Replication ignore table issue
Hi all,
I am having trouble with replication after a hardware upgrade. I have to say that I initially used mysql (years ago), all worked fine, I then used Mariadb for a while without issues, but now returned to mysql, mainly because it is default in the linux distribution I am provided with on the new hardware. Replication worked there for a few weeks, but now it is stuck and I have no idea what to do.
The setup it one master, one slave. The master is running fine and logging as required.
The slave server runs fine as well, no issues with the mysql instance other than the replication. The Slave_IO_Running says yes running and the relay log files are up to date.
Problem is the Slave_SQL_Running says no, and there is an error.

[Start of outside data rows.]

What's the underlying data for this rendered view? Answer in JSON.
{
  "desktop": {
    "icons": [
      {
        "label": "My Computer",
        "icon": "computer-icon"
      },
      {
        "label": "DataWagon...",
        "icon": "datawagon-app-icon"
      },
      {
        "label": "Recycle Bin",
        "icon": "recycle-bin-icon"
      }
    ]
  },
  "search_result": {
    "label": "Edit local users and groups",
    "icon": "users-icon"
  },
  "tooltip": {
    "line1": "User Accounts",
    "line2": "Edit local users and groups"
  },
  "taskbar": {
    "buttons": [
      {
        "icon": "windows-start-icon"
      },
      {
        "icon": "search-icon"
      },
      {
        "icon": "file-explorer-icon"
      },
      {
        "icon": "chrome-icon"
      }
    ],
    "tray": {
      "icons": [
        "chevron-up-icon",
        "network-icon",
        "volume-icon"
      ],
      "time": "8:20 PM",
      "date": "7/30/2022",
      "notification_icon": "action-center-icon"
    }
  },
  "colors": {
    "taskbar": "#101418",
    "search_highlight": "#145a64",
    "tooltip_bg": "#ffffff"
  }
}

If I do:
select * from performance_schema.replication_applier_status_by_worker;
which seems to be the best way to get a meaningful error message, I get:
Worker 1 failed executing transaction 'ANONYMOUS' at source log binlog.000021, end_log_pos 36111459; Could not execute Update_rows event on table nmrshiftdb.SESSIONS; Can't find record in 'SESSIONS', Error_code: 1032; handler error HA_ERR_KEY_NOT_FOUND; the event's source log binlog.000021, end_log_pos 36111459
There is other stuff, but this is the core message, I believe. SESSIONS is a table name in my database.

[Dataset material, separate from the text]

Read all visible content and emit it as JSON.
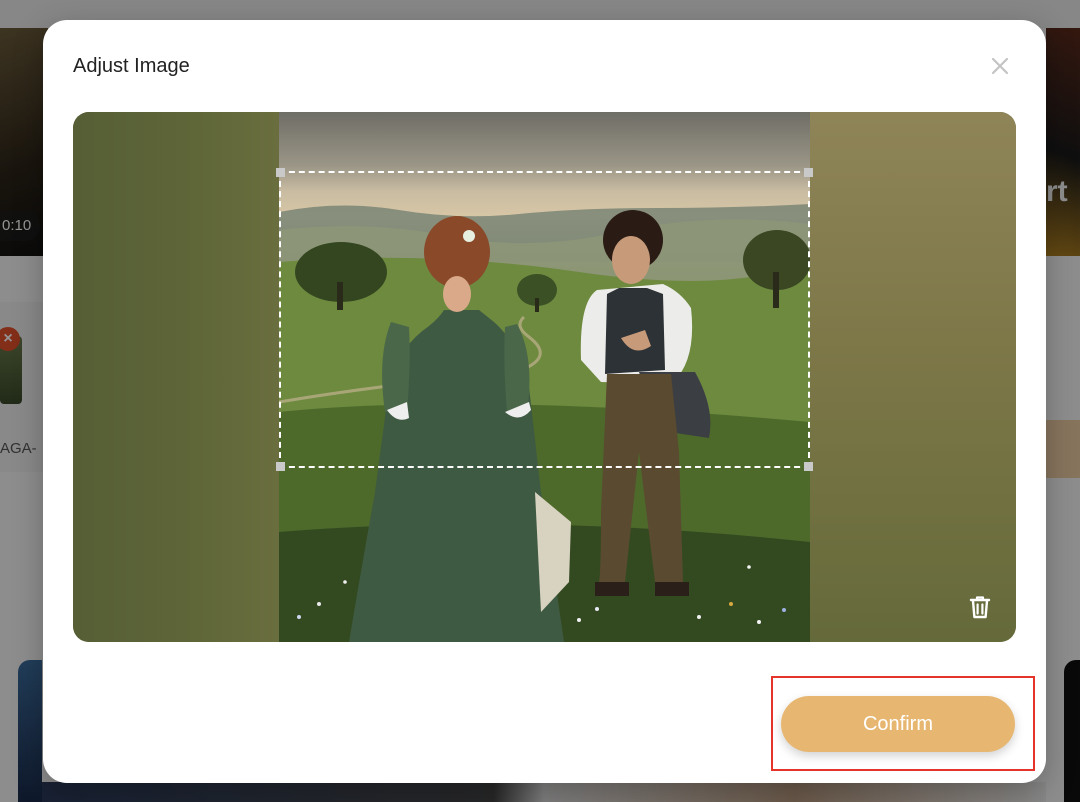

If I take the binlog from master and look at it, the command at that position is a commit. The command before is an "update SESSIONS", and before that there is begin.
From this, I take that the update is the problem. This statement works on the server, and the tables are identical on master and slave.
The first issue is: This table should be ignored. If I do a "show slave status", I get "x.y,x.SESSIONS" in "Replicate_Ignore_Table", where x is my database name and y is another table. It seems the ignore table is ignored (haha). Is there any explanation for this? Something I can do? I am lost here. I tried leaving out the database name from ignore table and played with it, but nothing seems to work, sessions is still executed, or attempted to be executed. Plus it seems it worked initially, since the table is heavily used, I can't imagine that it was not used when the replication worked initially.
Secondly (and this is more an observation) looking at the binlog, the update statement is not the original one, but it has all columns in the update and the where statement. Since the table is different on master and slave (that's why I use ignore), it makes sense the replication "can't find the record". I wasn't aware replication works like this, I thought it logs the original statement (which is "update SESSIONS set x=... where y=...", whereas the logged statement has where x=...,y=...,z=...). I can see that if the table would be the same, the replicated statement would work, so this is not really the issue here.
So in short, are there any ideas why my ignore table doesn't work? If you need more information, please ask.
Thanks